Background: Prior studies have estimated heritability of around 0.25 for the trait of handedness, with studies of structural brain asymmetry giving estimates in a similar or lower range. Little is known about heritability of functional language lateralization. This report describes heritability estimates using functional language laterality and handedness phenotypes in a twin sample previously reported by Wilson and Bishop (2018). Methods: The total sample consisted of 194 twin pairs (49% monozygotic) aged from 6 to 11 years.

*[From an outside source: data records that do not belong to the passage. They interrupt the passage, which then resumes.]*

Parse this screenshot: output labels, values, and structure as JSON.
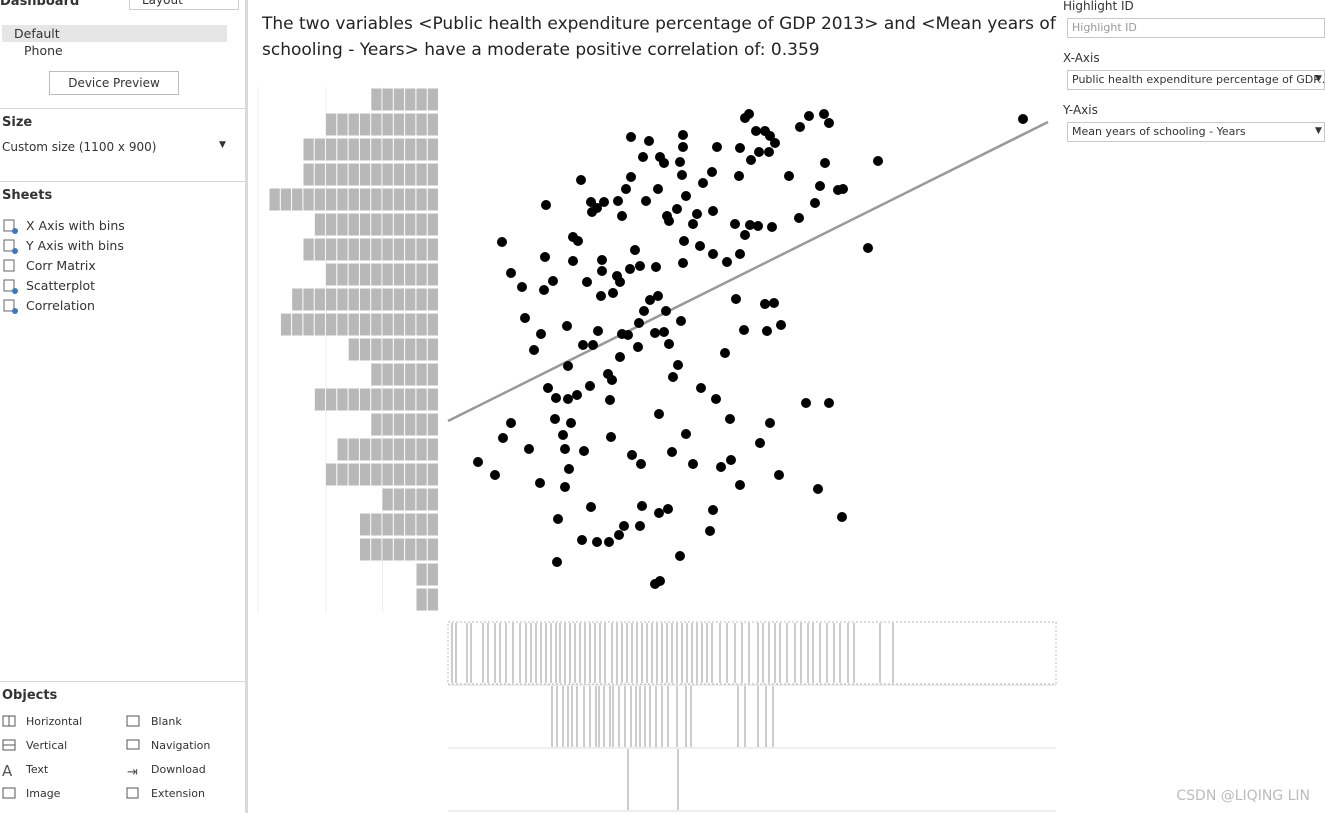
{
  "sidebar": {
    "tabs": [
      "Dashboard",
      "Layout"
    ],
    "devices": [
      "Default",
      "Phone"
    ],
    "device_preview": "Device Preview",
    "size_heading": "Size",
    "size_value": "Custom size (1100 x 900)",
    "sheets_heading": "Sheets",
    "sheets": [
      "X Axis with bins",
      "Y Axis with bins",
      "Corr Matrix",
      "Scatterplot",
      "Correlation"
    ],
    "objects_heading": "Objects",
    "objects": [
      "Horizontal",
      "Blank",
      "Vertical",
      "Navigation",
      "Text",
      "Download",
      "Image",
      "Extension"
    ]
  },
  "filters": {
    "highlight_label": "Highlight ID",
    "highlight_placeholder": "Highlight ID",
    "x_label": "X-Axis",
    "x_value": "Public health expenditure percentage of GDP...",
    "y_label": "Y-Axis",
    "y_value": "Mean years of schooling - Years"
  },
  "watermark": "CSDN @LIQING LIN",
  "chart_data": {
    "type": "scatter",
    "title": "The two variables <Public health expenditure percentage of GDP 2013> and <Mean years of schooling - Years> have a moderate positive correlation of: 0.359",
    "color": "#000000",
    "xlim": [
      0,
      12
    ],
    "ylim": [
      0,
      10.5
    ],
    "x": [
      11.5,
      8.6,
      8.4,
      7.88,
      7.4,
      7.62,
      7.16,
      6.62,
      6.44,
      6.24,
      5.84,
      5.66,
      5.64,
      5.46,
      5.36,
      5.3,
      5.24,
      5.06,
      4.9,
      4.76,
      4.64,
      4.48,
      4.4,
      4.22,
      4.22,
      4.24,
      4.14,
      3.86,
      3.68,
      3.84,
      3.88,
      3.52,
      3.42,
      3.22,
      2.98,
      2.68,
      2.2,
      2.18,
      2.86,
      2.34,
      1.84,
      2.42,
      2.72,
      2.34,
      1.62,
      0.94,
      0.6,
      1.1,
      1.26,
      2.14,
      2.46,
      2.3,
      3.26,
      2.16,
      2.4,
      2.58,
      2,
      2.84,
      3.24,
      3.2,
      3.28,
      2.4,
      3.44,
      1.72,
      1.86,
      1.54,
      2.38,
      2.7,
      2.9,
      3,
      3.48,
      3.6,
      3.8,
      3.92,
      3.82,
      4.14,
      4.32,
      4.42,
      4.6,
      4.5,
      4.66,
      4.36,
      4.04,
      4.2,
      5.54,
      5.92,
      6.38,
      6.66,
      6.34,
      6.52,
      5.76,
      1.48,
      1.26,
      1.92,
      2.1,
      2.78,
      3.06,
      3.3,
      3.44,
      3.08,
      3.38,
      3.64,
      3.84,
      4.16,
      4.7,
      1.94,
      1.08,
      2.5,
      3.08,
      3.74,
      2.5,
      2.6,
      4.72,
      5.04,
      5.3,
      5.58,
      5.84,
      5.94,
      6.04,
      5.74,
      6.2,
      6.48,
      7.02,
      7.34,
      7.44,
      7.8,
      7.9,
      7.54,
      6.82,
      1.96,
      2.86,
      2.98,
      2.88,
      3.4,
      3.48,
      3.56,
      3.66,
      3.96,
      4.2,
      4.38,
      4.42,
      4.58,
      4.76,
      4.9,
      4.98,
      5.3,
      5.1,
      5.28,
      5.82,
      2.66,
      3.12,
      3.9,
      4.24,
      4.32,
      4.64,
      4.68,
      3.66,
      4.02,
      4.7,
      4.7,
      5.38,
      5.84,
      6.06,
      6.22,
      6.42,
      6.54,
      6.44,
      6.34,
      5.94,
      6.02,
      6.16,
      7.04,
      7.22,
      7.52,
      7.62
    ],
    "values": [
      9.86,
      9.02,
      7.28,
      1.9,
      2.46,
      4.18,
      4.18,
      2.74,
      3.78,
      3.38,
      2.54,
      3.04,
      3.86,
      2.9,
      4.26,
      2.04,
      1.62,
      4.48,
      2.96,
      3.56,
      1.12,
      3.2,
      2.06,
      1.98,
      3.96,
      0.62,
      0.56,
      2.96,
      3.14,
      1.72,
      2.12,
      1.72,
      1.54,
      1.4,
      1.4,
      1.44,
      1.86,
      1,
      2.1,
      2.5,
      2.58,
      2.86,
      3.22,
      3.26,
      3.26,
      2.74,
      3,
      3.48,
      3.78,
      3.86,
      3.78,
      3.54,
      3.5,
      4.28,
      4.26,
      4.34,
      4.48,
      4.52,
      4.24,
      4.76,
      4.64,
      4.92,
      5.1,
      5.24,
      5.56,
      5.88,
      5.72,
      5.34,
      5.34,
      5.62,
      5.56,
      5.54,
      5.3,
      6.02,
      5.78,
      5.58,
      5.6,
      5.36,
      4.94,
      4.7,
      5.82,
      6.02,
      6.24,
      6.32,
      5.18,
      5.64,
      5.62,
      5.74,
      6.16,
      6.18,
      6.26,
      6.5,
      6.78,
      6.44,
      6.62,
      6.6,
      6.32,
      6.38,
      6.6,
      6.82,
      6.72,
      6.86,
      6.92,
      6.9,
      6.98,
      7.1,
      7.4,
      7.02,
      7.04,
      7.24,
      7.5,
      7.42,
      7.42,
      7.32,
      7.16,
      7,
      7.16,
      7.54,
      7.74,
      7.76,
      7.72,
      7.7,
      7.88,
      8.18,
      8.52,
      8.44,
      8.46,
      8.98,
      8.72,
      8.14,
      8.2,
      8.08,
      8,
      8.22,
      7.92,
      8.46,
      8.7,
      8.22,
      8.46,
      7.92,
      7.82,
      8.06,
      8.32,
      7.76,
      7.96,
      8.02,
      8.58,
      8.8,
      8.72,
      8.64,
      8.2,
      9.1,
      9.1,
      8.98,
      9,
      8.74,
      9.5,
      9.42,
      9.54,
      9.3,
      9.3,
      9.28,
      9.04,
      9.2,
      9.2,
      9.38,
      9.52,
      9.62,
      9.88,
      9.96,
      9.62,
      9.7,
      9.92,
      9.96,
      9.78
    ],
    "trend_line": {
      "x": [
        0,
        12
      ],
      "y": [
        3.82,
        9.8
      ],
      "color": "#999999"
    },
    "y_histogram": {
      "bins": [
        0,
        0.5,
        1,
        1.5,
        2,
        2.5,
        3,
        3.5,
        4,
        4.5,
        5,
        5.5,
        6,
        6.5,
        7,
        7.5,
        8,
        8.5,
        9,
        9.5,
        10,
        10.5
      ],
      "counts": [
        2,
        2,
        7,
        7,
        5,
        10,
        9,
        6,
        11,
        6,
        8,
        14,
        13,
        10,
        12,
        11,
        15,
        12,
        12,
        10,
        6
      ],
      "ticks": [
        5,
        10
      ],
      "color": "#b8b8b8"
    },
    "x_strips": [
      [
        0.08,
        0.16,
        0.38,
        0.46,
        0.7,
        0.8,
        0.94,
        1.04,
        1.16,
        1.3,
        1.44,
        1.56,
        1.66,
        1.76,
        1.86,
        1.96,
        2.06,
        2.16,
        2.24,
        2.34,
        2.44,
        2.54,
        2.64,
        2.74,
        2.84,
        2.94,
        3.04,
        3.14,
        3.28,
        3.38,
        3.48,
        3.58,
        3.68,
        3.78,
        3.88,
        3.98,
        4.08,
        4.18,
        4.28,
        4.38,
        4.48,
        4.58,
        4.68,
        4.78,
        4.88,
        4.98,
        5.08,
        5.18,
        5.28,
        5.44,
        5.58,
        5.74,
        5.88,
        6.02,
        6.2,
        6.3,
        6.42,
        6.54,
        6.64,
        6.78,
        6.94,
        7.06,
        7.2,
        7.3,
        7.44,
        7.58,
        7.72,
        7.84,
        8,
        8.12,
        8.64,
        8.9
      ],
      [
        2.08,
        2.18,
        2.3,
        2.4,
        2.48,
        2.58,
        2.72,
        2.84,
        2.96,
        3.02,
        3.12,
        3.24,
        3.3,
        3.42,
        3.54,
        3.66,
        3.76,
        3.84,
        3.94,
        4.04,
        4.16,
        4.28,
        4.4,
        4.58,
        4.76,
        4.86,
        5.8,
        5.94,
        6.2,
        6.36,
        6.5
      ],
      [
        3.6,
        4.6
      ]
    ]
  }
}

A language laterality index was obtained for 141 twin pairs, who completed a protocol where relative blood flow through left and right middle cerebral arteries was measured using functional transcranial Doppler ultrasound (fTCD) while the child described animation sequences. Handedness data was available from the Edinburgh Handedness Inventory (EHI) and Quantification of Hand Preference (QHP) for all 194 pairs. Heritability was assessed using conventional structural equation modeling, assuming no effect of shared environment (AE model). Results: For the two handedness measures, heritability estimates (95% CI) were consistent with prior research: .25 (.03 - .34) and .18 (0 – .31) respectively for the EHI and QHP. For the language laterality index, however, the twin-cotwin correlations were close to zero for both MZ and DZ twins, and the heritability estimate was zero (0 - .15). Conclusions: A single study cannot rule out a genetic effect on language lateralisation. It is possible that the low twin-cotwin correlations were affected by noisy data: although the split-half reliability of the fTCD-based laterality index was high (0.85), we did not have information on test-retest reliability in children, which is likely to be lower. We cannot reject the hypothesis that there is low but nonzero heritability for this trait, but our data suggest that individual variation in language lateralisation is predominantly due to stochastic variation in neurodevelopment.